Pleasing Words and Thoughts

A friend of mine and I share verses each morning and share our thoughts on them and how we see them apply to our lives. This morning he shared Psalm 19:14:

Let the words of my mouth
and the meditations of my heart
be acceptable in they sight,
O Lord, my strength, and my redeemer.

This was my reply:
I have learned that the thoughts and words I say about myself are high-priority to God.

I used to say things like, “Jerri, that was so stupid.” Or I would say, “I am so stupid. Why do I try?” Or I would imagine myself getting rejection letters or negative feedback about a writing submission. 

I tore myself down.

Not my parents or late husband or his family or people who didn’t like me.

Me.

That is not pleasing to God. 

That does not agree with his thoughts and what he says about me. Therefore, tearing myself down was sinning against him by finding constant fault with his creation and his gifts he put into me.

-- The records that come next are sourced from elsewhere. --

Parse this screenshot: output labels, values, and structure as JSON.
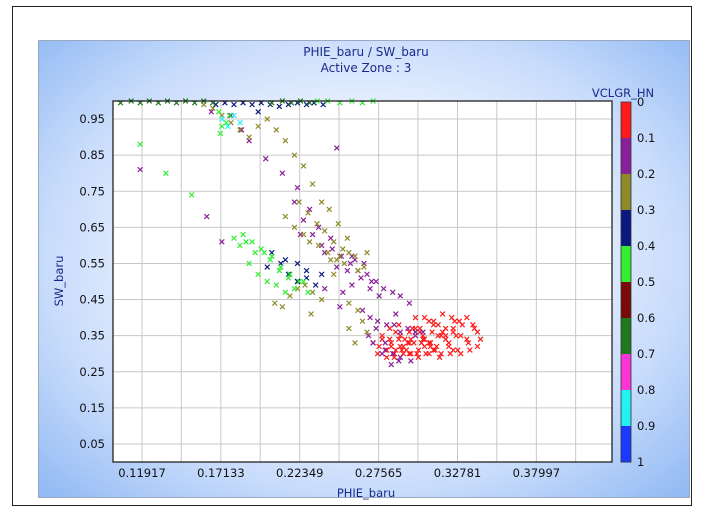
{
  "chart_data": {
    "type": "scatter",
    "title": "PHIE_baru / SW_baru",
    "subtitle": "Active Zone : 3",
    "xlabel": "PHIE_baru",
    "ylabel": "SW_baru",
    "xlim": [
      0.1,
      0.43
    ],
    "ylim": [
      0.0,
      1.0
    ],
    "x_ticks": [
      "0.11917",
      "0.17133",
      "0.22349",
      "0.27565",
      "0.32781",
      "0.37997"
    ],
    "y_ticks": [
      "0.95",
      "0.85",
      "0.75",
      "0.65",
      "0.55",
      "0.45",
      "0.35",
      "0.25",
      "0.15",
      "0.05"
    ],
    "grid": true,
    "marker": "x",
    "colorbar": {
      "label": "VCLGR_HN",
      "ticks": [
        "0",
        "0.1",
        "0.2",
        "0.3",
        "0.4",
        "0.5",
        "0.6",
        "0.7",
        "0.8",
        "0.9",
        "1"
      ],
      "colors": [
        "#ff1a1a",
        "#8a1f9a",
        "#8f8a28",
        "#0a1880",
        "#33ee33",
        "#7a0a0a",
        "#1f7a1f",
        "#ff33d6",
        "#22f2f2",
        "#1a3aff"
      ]
    },
    "series": [
      {
        "color": "#ff1a1a",
        "x": [
          0.272,
          0.278,
          0.284,
          0.29,
          0.295,
          0.3,
          0.305,
          0.31,
          0.315,
          0.32,
          0.325,
          0.33,
          0.287,
          0.292,
          0.297,
          0.302,
          0.307,
          0.312,
          0.317,
          0.322,
          0.283,
          0.289,
          0.296,
          0.303,
          0.309,
          0.315,
          0.32,
          0.326,
          0.331,
          0.3,
          0.306,
          0.312,
          0.318,
          0.324,
          0.329,
          0.334,
          0.338,
          0.341,
          0.343,
          0.341,
          0.336,
          0.33,
          0.323,
          0.316,
          0.309,
          0.302,
          0.296,
          0.291,
          0.286,
          0.281,
          0.276,
          0.293,
          0.305,
          0.318,
          0.3,
          0.312,
          0.325,
          0.287,
          0.299,
          0.31,
          0.322,
          0.334,
          0.294,
          0.306,
          0.317,
          0.328,
          0.278,
          0.284,
          0.29,
          0.297,
          0.303,
          0.309,
          0.32,
          0.314,
          0.301,
          0.286,
          0.289,
          0.298,
          0.311,
          0.327,
          0.339,
          0.335,
          0.325,
          0.313,
          0.306,
          0.296,
          0.283,
          0.275,
          0.281,
          0.292,
          0.304
        ],
        "y": [
          0.33,
          0.34,
          0.32,
          0.35,
          0.33,
          0.36,
          0.34,
          0.33,
          0.35,
          0.34,
          0.36,
          0.35,
          0.31,
          0.3,
          0.3,
          0.31,
          0.3,
          0.31,
          0.3,
          0.32,
          0.37,
          0.38,
          0.36,
          0.37,
          0.39,
          0.38,
          0.37,
          0.39,
          0.38,
          0.4,
          0.4,
          0.39,
          0.41,
          0.4,
          0.39,
          0.4,
          0.38,
          0.36,
          0.34,
          0.32,
          0.31,
          0.3,
          0.3,
          0.29,
          0.3,
          0.29,
          0.3,
          0.31,
          0.3,
          0.31,
          0.32,
          0.34,
          0.35,
          0.36,
          0.37,
          0.38,
          0.37,
          0.36,
          0.33,
          0.32,
          0.33,
          0.34,
          0.31,
          0.34,
          0.35,
          0.31,
          0.35,
          0.33,
          0.32,
          0.34,
          0.36,
          0.33,
          0.35,
          0.32,
          0.3,
          0.29,
          0.34,
          0.37,
          0.36,
          0.35,
          0.37,
          0.33,
          0.31,
          0.31,
          0.32,
          0.33,
          0.34,
          0.3,
          0.29,
          0.32,
          0.33
        ]
      },
      {
        "color": "#8a1f9a",
        "x": [
          0.165,
          0.178,
          0.185,
          0.19,
          0.201,
          0.212,
          0.22,
          0.226,
          0.232,
          0.238,
          0.245,
          0.251,
          0.257,
          0.262,
          0.268,
          0.274,
          0.279,
          0.285,
          0.29,
          0.296,
          0.24,
          0.248,
          0.255,
          0.26,
          0.266,
          0.271,
          0.252,
          0.258,
          0.264,
          0.27,
          0.276,
          0.265,
          0.27,
          0.275,
          0.281,
          0.287,
          0.29,
          0.295,
          0.3,
          0.305,
          0.272,
          0.28,
          0.285,
          0.29,
          0.297,
          0.278,
          0.284,
          0.289,
          0.3,
          0.248,
          0.222,
          0.23,
          0.224,
          0.24,
          0.25,
          0.118,
          0.162,
          0.172,
          0.236,
          0.244,
          0.258,
          0.286,
          0.274,
          0.269,
          0.28
        ],
        "y": [
          0.97,
          0.96,
          0.92,
          0.89,
          0.84,
          0.8,
          0.72,
          0.67,
          0.63,
          0.6,
          0.59,
          0.57,
          0.55,
          0.53,
          0.52,
          0.5,
          0.48,
          0.47,
          0.46,
          0.44,
          0.58,
          0.54,
          0.53,
          0.56,
          0.55,
          0.5,
          0.47,
          0.49,
          0.51,
          0.48,
          0.46,
          0.42,
          0.4,
          0.39,
          0.38,
          0.41,
          0.36,
          0.37,
          0.35,
          0.36,
          0.33,
          0.31,
          0.3,
          0.29,
          0.28,
          0.3,
          0.27,
          0.28,
          0.36,
          0.87,
          0.76,
          0.7,
          0.63,
          0.48,
          0.43,
          0.81,
          0.68,
          0.61,
          0.65,
          0.62,
          0.57,
          0.38,
          0.37,
          0.35,
          0.33
        ]
      },
      {
        "color": "#8f8a28",
        "x": [
          0.16,
          0.166,
          0.172,
          0.178,
          0.184,
          0.19,
          0.196,
          0.202,
          0.208,
          0.214,
          0.22,
          0.226,
          0.232,
          0.238,
          0.243,
          0.249,
          0.255,
          0.26,
          0.266,
          0.214,
          0.22,
          0.226,
          0.23,
          0.236,
          0.242,
          0.248,
          0.253,
          0.223,
          0.229,
          0.235,
          0.24,
          0.246,
          0.252,
          0.217,
          0.222,
          0.227,
          0.232,
          0.238,
          0.244,
          0.25,
          0.256,
          0.262,
          0.268,
          0.207,
          0.212,
          0.217,
          0.222,
          0.231,
          0.246,
          0.256,
          0.262,
          0.268,
          0.265,
          0.26,
          0.256
        ],
        "y": [
          0.99,
          0.98,
          0.96,
          0.94,
          0.92,
          0.9,
          0.93,
          0.95,
          0.92,
          0.89,
          0.85,
          0.82,
          0.77,
          0.72,
          0.7,
          0.66,
          0.62,
          0.57,
          0.54,
          0.68,
          0.65,
          0.63,
          0.61,
          0.6,
          0.58,
          0.56,
          0.55,
          0.72,
          0.69,
          0.66,
          0.64,
          0.61,
          0.59,
          0.52,
          0.5,
          0.49,
          0.47,
          0.45,
          0.56,
          0.57,
          0.58,
          0.53,
          0.58,
          0.44,
          0.43,
          0.46,
          0.48,
          0.41,
          0.52,
          0.44,
          0.42,
          0.36,
          0.39,
          0.33,
          0.37
        ]
      },
      {
        "color": "#0a1880",
        "x": [
          0.168,
          0.174,
          0.18,
          0.186,
          0.192,
          0.198,
          0.204,
          0.21,
          0.216,
          0.222,
          0.228,
          0.233,
          0.239,
          0.196,
          0.205,
          0.211,
          0.216,
          0.222,
          0.228,
          0.202,
          0.214,
          0.222,
          0.228,
          0.234,
          0.238
        ],
        "y": [
          0.99,
          0.995,
          0.99,
          0.995,
          0.99,
          0.995,
          0.99,
          0.985,
          0.99,
          0.995,
          0.99,
          0.995,
          0.99,
          0.97,
          0.58,
          0.55,
          0.52,
          0.5,
          0.53,
          0.54,
          0.56,
          0.55,
          0.51,
          0.49,
          0.52
        ]
      },
      {
        "color": "#33ee33",
        "x": [
          0.118,
          0.135,
          0.152,
          0.17,
          0.172,
          0.186,
          0.192,
          0.198,
          0.204,
          0.21,
          0.216,
          0.19,
          0.196,
          0.202,
          0.208,
          0.214,
          0.22,
          0.226,
          0.2,
          0.205,
          0.211,
          0.217,
          0.223,
          0.229,
          0.18,
          0.184,
          0.188,
          0.194,
          0.175,
          0.171,
          0.177,
          0.235,
          0.242,
          0.25,
          0.258,
          0.265,
          0.272
        ],
        "y": [
          0.88,
          0.8,
          0.74,
          0.97,
          0.93,
          0.63,
          0.61,
          0.59,
          0.56,
          0.53,
          0.51,
          0.55,
          0.52,
          0.5,
          0.49,
          0.47,
          0.48,
          0.5,
          0.58,
          0.57,
          0.54,
          0.52,
          0.5,
          0.47,
          0.62,
          0.6,
          0.61,
          0.58,
          0.94,
          0.91,
          0.96,
          1.0,
          1.0,
          0.995,
          1.0,
          0.995,
          1.0
        ]
      },
      {
        "color": "#1f7a1f",
        "x": [
          0.105,
          0.112,
          0.118,
          0.124,
          0.13,
          0.136,
          0.142,
          0.148,
          0.154,
          0.16,
          0.166,
          0.205,
          0.212,
          0.218,
          0.224,
          0.23
        ],
        "y": [
          0.995,
          1.0,
          0.995,
          1.0,
          0.995,
          1.0,
          0.995,
          1.0,
          0.995,
          1.0,
          0.995,
          0.995,
          1.0,
          0.995,
          1.0,
          0.995
        ]
      },
      {
        "color": "#22f2f2",
        "x": [
          0.172,
          0.176,
          0.18,
          0.184
        ],
        "y": [
          0.95,
          0.93,
          0.96,
          0.94
        ]
      }
    ]
  }
}
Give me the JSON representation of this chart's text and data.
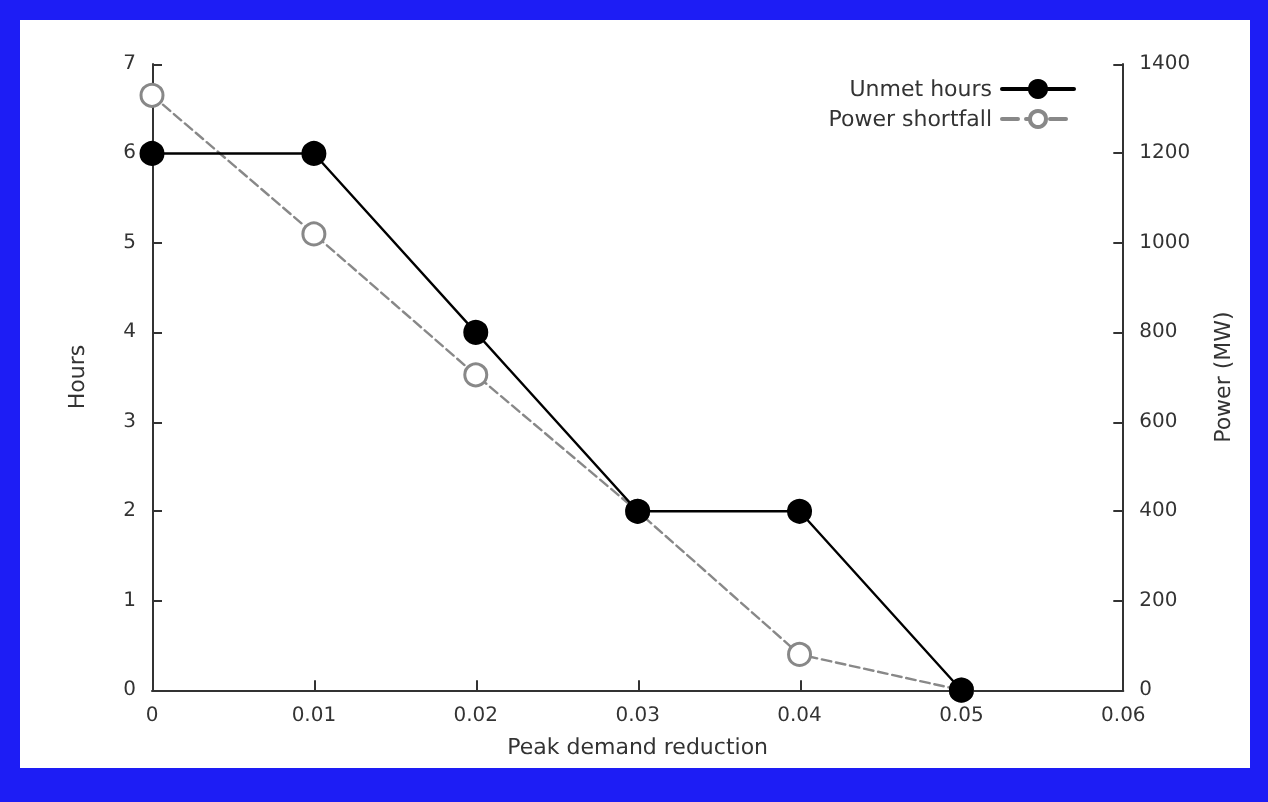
{
  "chart_data": {
    "type": "line",
    "xlabel": "Peak demand reduction",
    "ylabel": "Hours",
    "y2label": "Power (MW)",
    "x": [
      0,
      0.01,
      0.02,
      0.03,
      0.04,
      0.05
    ],
    "series": [
      {
        "name": "Unmet hours",
        "color": "#000000",
        "line_style": "solid",
        "marker": "circle",
        "values": [
          6,
          6,
          4,
          2,
          2,
          0
        ]
      },
      {
        "name": "Power shortfall",
        "color": "#888888",
        "line_style": "dashed",
        "marker": "circle",
        "axis": "y2",
        "values": [
          1330,
          1020,
          705,
          400,
          80,
          0
        ]
      }
    ],
    "xlim": [
      0,
      0.06
    ],
    "xticks": [
      0,
      0.01,
      0.02,
      0.03,
      0.04,
      0.05,
      0.06
    ],
    "ylim": [
      0,
      7
    ],
    "yticks": [
      0,
      1,
      2,
      3,
      4,
      5,
      6,
      7
    ],
    "y2lim": [
      0,
      1400
    ],
    "y2ticks": [
      0,
      200,
      400,
      600,
      800,
      1000,
      1200,
      1400
    ],
    "grid": false,
    "legend": "top right"
  }
}
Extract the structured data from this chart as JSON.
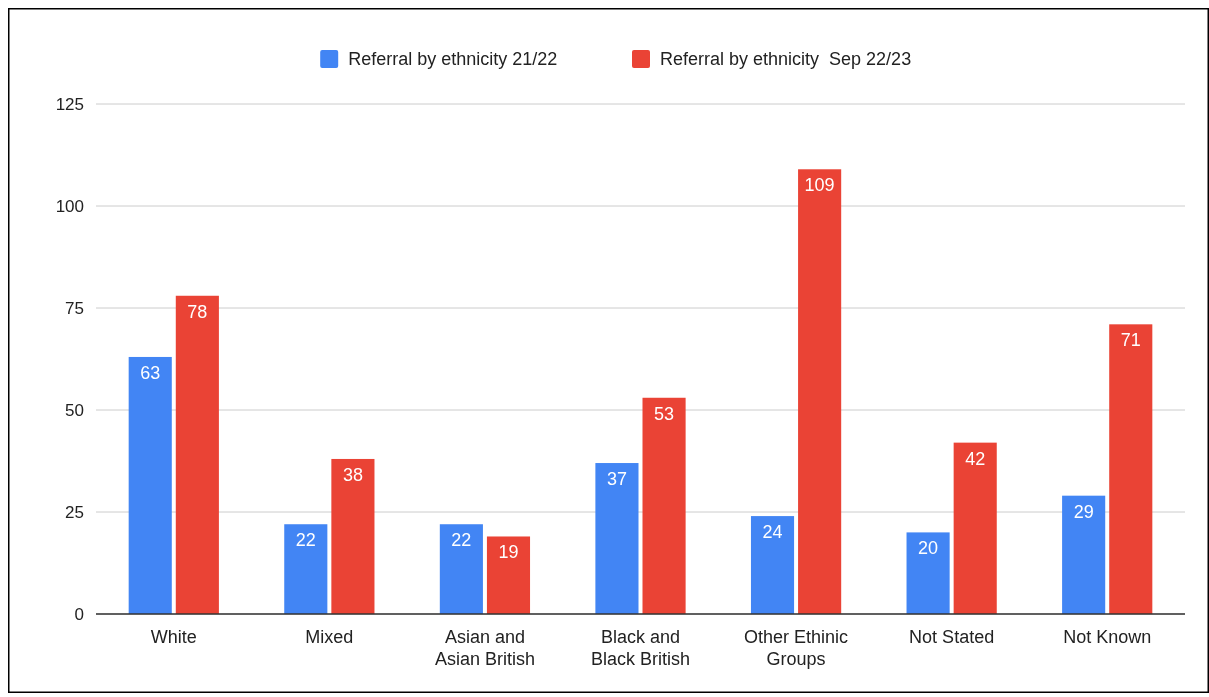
{
  "chart_data": {
    "type": "bar",
    "categories": [
      "White",
      "Mixed",
      "Asian and Asian British",
      "Black and Black British",
      "Other Ethinic Groups",
      "Not Stated",
      "Not Known"
    ],
    "series": [
      {
        "name": "Referral by ethnicity 21/22",
        "color": "#4285f4",
        "values": [
          63,
          22,
          22,
          37,
          24,
          20,
          29
        ]
      },
      {
        "name": "Referral by ethnicity  Sep 22/23",
        "color": "#ea4335",
        "values": [
          78,
          38,
          19,
          53,
          109,
          42,
          71
        ]
      }
    ],
    "ylim": [
      0,
      125
    ],
    "yticks": [
      0,
      25,
      50,
      75,
      100,
      125
    ],
    "grid": "y",
    "legend": "top",
    "data_labels": true
  }
}
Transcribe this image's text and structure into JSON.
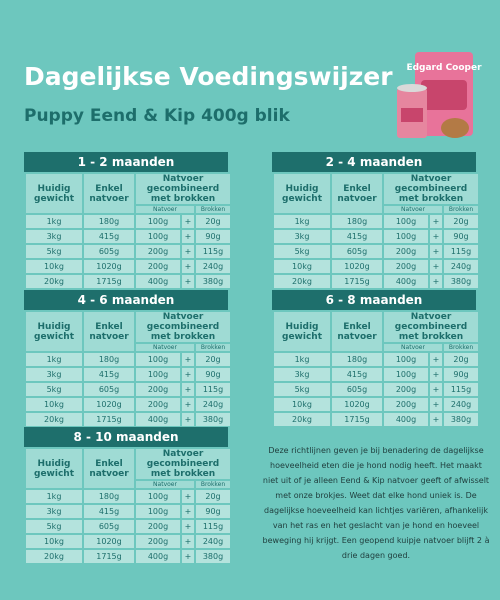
{
  "header": {
    "title": "Dagelijkse Voedingswijzer",
    "subtitle": "Puppy Eend & Kip 400g blik"
  },
  "product": {
    "brand": "Edgard Cooper"
  },
  "tables": [
    {
      "title": "1 - 2 maanden",
      "columns": [
        "Huidig gewicht",
        "Enkel natvoer",
        "Natvoer gecombineerd met brokken"
      ],
      "subcolumns": [
        "Natvoer",
        "Brokken"
      ],
      "rows": [
        [
          "1kg",
          "180g",
          "100g",
          "+",
          "20g"
        ],
        [
          "3kg",
          "415g",
          "100g",
          "+",
          "90g"
        ],
        [
          "5kg",
          "605g",
          "200g",
          "+",
          "115g"
        ],
        [
          "10kg",
          "1020g",
          "200g",
          "+",
          "240g"
        ],
        [
          "20kg",
          "1715g",
          "400g",
          "+",
          "380g"
        ]
      ]
    },
    {
      "title": "2 - 4 maanden",
      "columns": [
        "Huidig gewicht",
        "Enkel natvoer",
        "Natvoer gecombineerd met brokken"
      ],
      "subcolumns": [
        "Natvoer",
        "Brokken"
      ],
      "rows": [
        [
          "1kg",
          "180g",
          "100g",
          "+",
          "20g"
        ],
        [
          "3kg",
          "415g",
          "100g",
          "+",
          "90g"
        ],
        [
          "5kg",
          "605g",
          "200g",
          "+",
          "115g"
        ],
        [
          "10kg",
          "1020g",
          "200g",
          "+",
          "240g"
        ],
        [
          "20kg",
          "1715g",
          "400g",
          "+",
          "380g"
        ]
      ]
    },
    {
      "title": "4 - 6 maanden",
      "columns": [
        "Huidig gewicht",
        "Enkel natvoer",
        "Natvoer gecombineerd met brokken"
      ],
      "subcolumns": [
        "Natvoer",
        "Brokken"
      ],
      "rows": [
        [
          "1kg",
          "180g",
          "100g",
          "+",
          "20g"
        ],
        [
          "3kg",
          "415g",
          "100g",
          "+",
          "90g"
        ],
        [
          "5kg",
          "605g",
          "200g",
          "+",
          "115g"
        ],
        [
          "10kg",
          "1020g",
          "200g",
          "+",
          "240g"
        ],
        [
          "20kg",
          "1715g",
          "400g",
          "+",
          "380g"
        ]
      ]
    },
    {
      "title": "6 - 8 maanden",
      "columns": [
        "Huidig gewicht",
        "Enkel natvoer",
        "Natvoer gecombineerd met brokken"
      ],
      "subcolumns": [
        "Natvoer",
        "Brokken"
      ],
      "rows": [
        [
          "1kg",
          "180g",
          "100g",
          "+",
          "20g"
        ],
        [
          "3kg",
          "415g",
          "100g",
          "+",
          "90g"
        ],
        [
          "5kg",
          "605g",
          "200g",
          "+",
          "115g"
        ],
        [
          "10kg",
          "1020g",
          "200g",
          "+",
          "240g"
        ],
        [
          "20kg",
          "1715g",
          "400g",
          "+",
          "380g"
        ]
      ]
    },
    {
      "title": "8 - 10 maanden",
      "columns": [
        "Huidig gewicht",
        "Enkel natvoer",
        "Natvoer gecombineerd met brokken"
      ],
      "subcolumns": [
        "Natvoer",
        "Brokken"
      ],
      "rows": [
        [
          "1kg",
          "180g",
          "100g",
          "+",
          "20g"
        ],
        [
          "3kg",
          "415g",
          "100g",
          "+",
          "90g"
        ],
        [
          "5kg",
          "605g",
          "200g",
          "+",
          "115g"
        ],
        [
          "10kg",
          "1020g",
          "200g",
          "+",
          "240g"
        ],
        [
          "20kg",
          "1715g",
          "400g",
          "+",
          "380g"
        ]
      ]
    }
  ],
  "note": "Deze richtlijnen geven je bij benadering de dagelijkse hoeveelheid eten die je hond nodig heeft. Het maakt niet uit of je alleen Eend & Kip natvoer geeft of afwisselt met onze brokjes. Weet dat elke hond uniek is. De dagelijkse hoeveelheid kan lichtjes variëren, afhankelijk van het ras en het geslacht van je hond en hoeveel beweging hij krijgt. Een geopend kuipje natvoer blijft 2 à drie dagen goed."
}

I had to learn to see myself differently. 

But as backward as it may seem, seeing myself differently started by changing what I said about myself. 

I had to change my thoughts about myself. 

I had to stop ruminating on things people said and did that hurt or devalued me and think on things that people said or did that encouraged me and recognized the gifts put in me.

I learned that my own thoughts and words blinded me to God’s showing me how much he loves me and the gifts and influence he put in me. 

My own thoughts and words made me deaf to the kind words and loving actions of other people. 

MY words and meditations created my own misery and my own limits.

There is no way for God to be pleased by that.